A theorem of Duffin and Schaeffer says (quoting from R. P. Boas, Entire Functions, Theorem 10.5.1):
Let $f(z)$ be regular in $|\arg z| \leq \alpha \leq \pi / 2$ and let $h(\theta) \leq a |\cos \theta| + b |\sin \theta|$, [where $h$ is the indicator function of $f$,] and $b < \pi$. If $\{\lambda_n\}$ is an increasing sequence of real numbers such that $\lambda_{n + 1} - \lambda_n \geq 2 \delta > 0$, $|\lambda_n - n| \leq L$, $n = 1, 2, \cdots$, and $\{f(\lambda_n)\}$ is bounded, then $f(x)$ is bounded for $x > 0$; if $f(\lambda_n) \to 0$, $f(x) \to 0$ as $x \to \infty$.

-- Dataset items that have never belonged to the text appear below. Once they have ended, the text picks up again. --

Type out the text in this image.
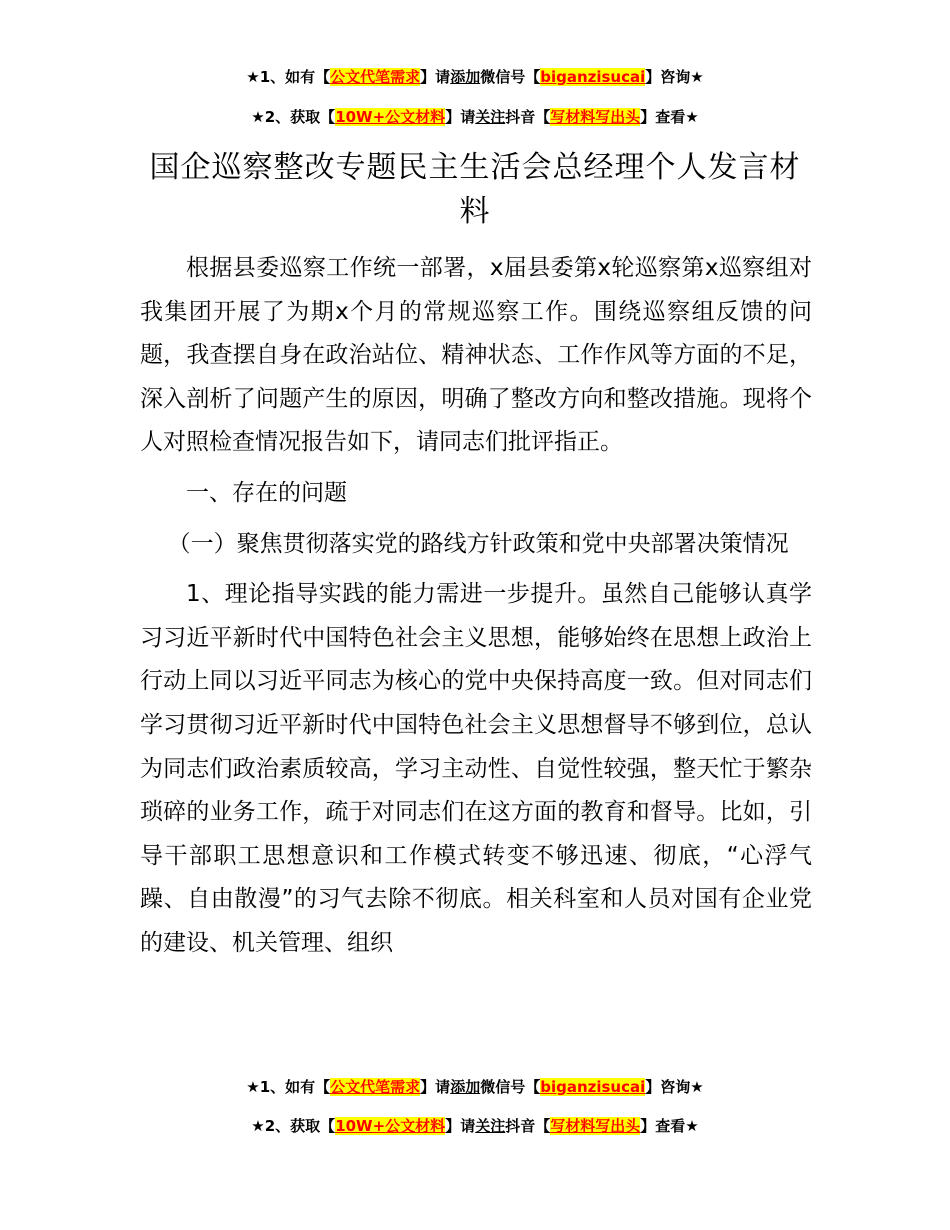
★1、如有【公文代笔需求】请添加微信号【biganzisucai】咨询★
★2、获取【10W+公文材料】请关注抖音【写材料写出头】查看★
国企巡察整改专题民主生活会总经理个人发言材料

根据县委巡察工作统一部署，x届县委第x轮巡察第x巡察组对我集团开展了为期x个月的常规巡察工作。围绕巡察组反馈的问题，我查摆自身在政治站位、精神状态、工作作风等方面的不足，深入剖析了问题产生的原因，明确了整改方向和整改措施。现将个人对照检查情况报告如下，请同志们批评指正。

一、存在的问题

（一）聚焦贯彻落实党的路线方针政策和党中央部署决策情况

1、理论指导实践的能力需进一步提升。虽然自己能够认真学习习近平新时代中国特色社会主义思想，能够始终在思想上政治上行动上同以习近平同志为核心的党中央保持高度一致。但对同志们学习贯彻习近平新时代中国特色社会主义思想督导不够到位，总认为同志们政治素质较高，学习主动性、自觉性较强，整天忙于繁杂琐碎的业务工作，疏于对同志们在这方面的教育和督导。比如，引导干部职工思想意识和工作模式转变不够迅速、彻底，“心浮气躁、自由散漫”的习气去除不彻底。相关科室和人员对国有企业党的建设、机关管理、组织

★1、如有【公文代笔需求】请添加微信号【biganzisucai】咨询★
★2、获取【10W+公文材料】请关注抖音【写材料写出头】查看★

Boas then says about the theorem:
The theorem is not true without some condition more restrictive than $|\lambda_n - n| = o(n)$, but it is an open question whether the condition $|\lambda_n - n| < L$ can be weakened to $|\lambda_n - n| < \epsilon(n)$ with some $\epsilon(n)$ which becomes infinite.
My questions are:
- Do the conclusions change if we allow $|\lambda_n - n| \to \infty$ but impose the condition that the $\lambda_n$ have larger than unit density, i.e. $\lim_{n \to \infty} n/\lambda_n = M > 1$ for some arbitrarily large $M$?
- Has there been progress towards concluding that $f(x)$ is bounded with a weaker condition than $|\lambda_n - n| < L$?